Welfare State vs PHK

PHK Pekerja PT Sritex
PHK Pekerja PT Sritex. (Foto: Antara)

Kondisi geopolitik dan ekonomi global saat ini diketahui berdampak kepada berjalannya beberapa sektor industri di Indonesia. Sejumlah perusahaan tingkat rintisan hingga multinasional pun kini secara perlahan mulai melakukan efisiensi terhadap perusahaan dengan melakukan pemutusan hubungan kerja (PHK) terhadap karyawannya.

Sektor industri yang terdampak oleh ekonomi global diantaranya sektor industri textile/garmen salah satunya adalah PT Sri Rejeki Isman (Sritex), sekitar 8.000 karyawan Sritex di Kabupaten Sukoharjo kehilangan pekerjaan.
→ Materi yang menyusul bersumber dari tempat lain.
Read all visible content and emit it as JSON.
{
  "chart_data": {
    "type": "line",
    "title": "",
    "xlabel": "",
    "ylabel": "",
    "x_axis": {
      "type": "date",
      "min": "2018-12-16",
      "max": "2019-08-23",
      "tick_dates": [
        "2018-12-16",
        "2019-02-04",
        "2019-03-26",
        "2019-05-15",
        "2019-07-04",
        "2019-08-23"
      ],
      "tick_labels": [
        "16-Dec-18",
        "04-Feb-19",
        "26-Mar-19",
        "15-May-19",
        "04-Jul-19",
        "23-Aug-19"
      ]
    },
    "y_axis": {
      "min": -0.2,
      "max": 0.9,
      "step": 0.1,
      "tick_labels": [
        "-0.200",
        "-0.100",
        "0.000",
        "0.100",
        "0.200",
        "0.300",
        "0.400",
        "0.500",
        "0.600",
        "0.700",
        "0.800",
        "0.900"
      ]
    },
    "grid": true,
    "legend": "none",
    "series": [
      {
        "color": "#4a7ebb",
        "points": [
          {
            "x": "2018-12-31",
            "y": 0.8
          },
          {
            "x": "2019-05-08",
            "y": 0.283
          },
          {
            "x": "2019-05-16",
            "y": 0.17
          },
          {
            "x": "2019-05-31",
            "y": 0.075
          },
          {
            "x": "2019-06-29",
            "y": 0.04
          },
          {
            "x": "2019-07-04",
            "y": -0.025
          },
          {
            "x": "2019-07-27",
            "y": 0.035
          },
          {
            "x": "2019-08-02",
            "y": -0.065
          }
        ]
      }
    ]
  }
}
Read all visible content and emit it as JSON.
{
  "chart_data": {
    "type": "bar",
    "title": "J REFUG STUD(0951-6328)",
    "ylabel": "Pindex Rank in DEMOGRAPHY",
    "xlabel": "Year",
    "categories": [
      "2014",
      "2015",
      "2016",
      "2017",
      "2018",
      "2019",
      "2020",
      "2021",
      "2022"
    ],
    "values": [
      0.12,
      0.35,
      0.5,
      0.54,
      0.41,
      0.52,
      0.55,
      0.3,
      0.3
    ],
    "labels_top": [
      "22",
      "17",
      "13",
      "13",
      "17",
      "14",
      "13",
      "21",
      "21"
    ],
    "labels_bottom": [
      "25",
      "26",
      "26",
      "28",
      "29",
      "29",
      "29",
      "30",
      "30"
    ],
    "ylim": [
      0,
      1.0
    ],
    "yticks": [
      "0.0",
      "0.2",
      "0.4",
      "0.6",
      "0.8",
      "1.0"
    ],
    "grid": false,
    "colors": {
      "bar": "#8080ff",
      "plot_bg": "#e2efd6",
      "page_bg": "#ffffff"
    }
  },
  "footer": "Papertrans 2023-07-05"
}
Secara keseluruhan terdapat 12.000 orang karyawan Sritex  dan tiga anak usahanya yang terdampak PHK. Sritex didirikan oleh H.M Lukminto pada tahun 1966 di Kota Solo awalnya Sritex sebagai Perusahaan perdagangan tradisional yang terus berkembang menjadi Perusahaan textile terbesar di Asia Tenggara.

Baca juga: Urbanisasi di Tengah Gencarnya PHK

Bacaan Lainnya

Tahun 2025 gelombang PHK semakin masif, selain industri garmen, perusahaan yang melakukan PHK diantaranya PT. Sanken Indonesia mem-PHK karyawannya sebanyak 459 orang, Perusahaan Yamaha Indonesia memPHK karyawannya sebanyak 1100 orang, Pabrik Sepatu NIKE yang berlokasi di Kabupaten Tangerang mem-PHK karyawannya sebanyak 2000 orang. PT. Danbi Internasional yang memproduksi bulu mata palsu yang berlokasi di Garut mem-PHK karyawannya sebanyak 2079 orang.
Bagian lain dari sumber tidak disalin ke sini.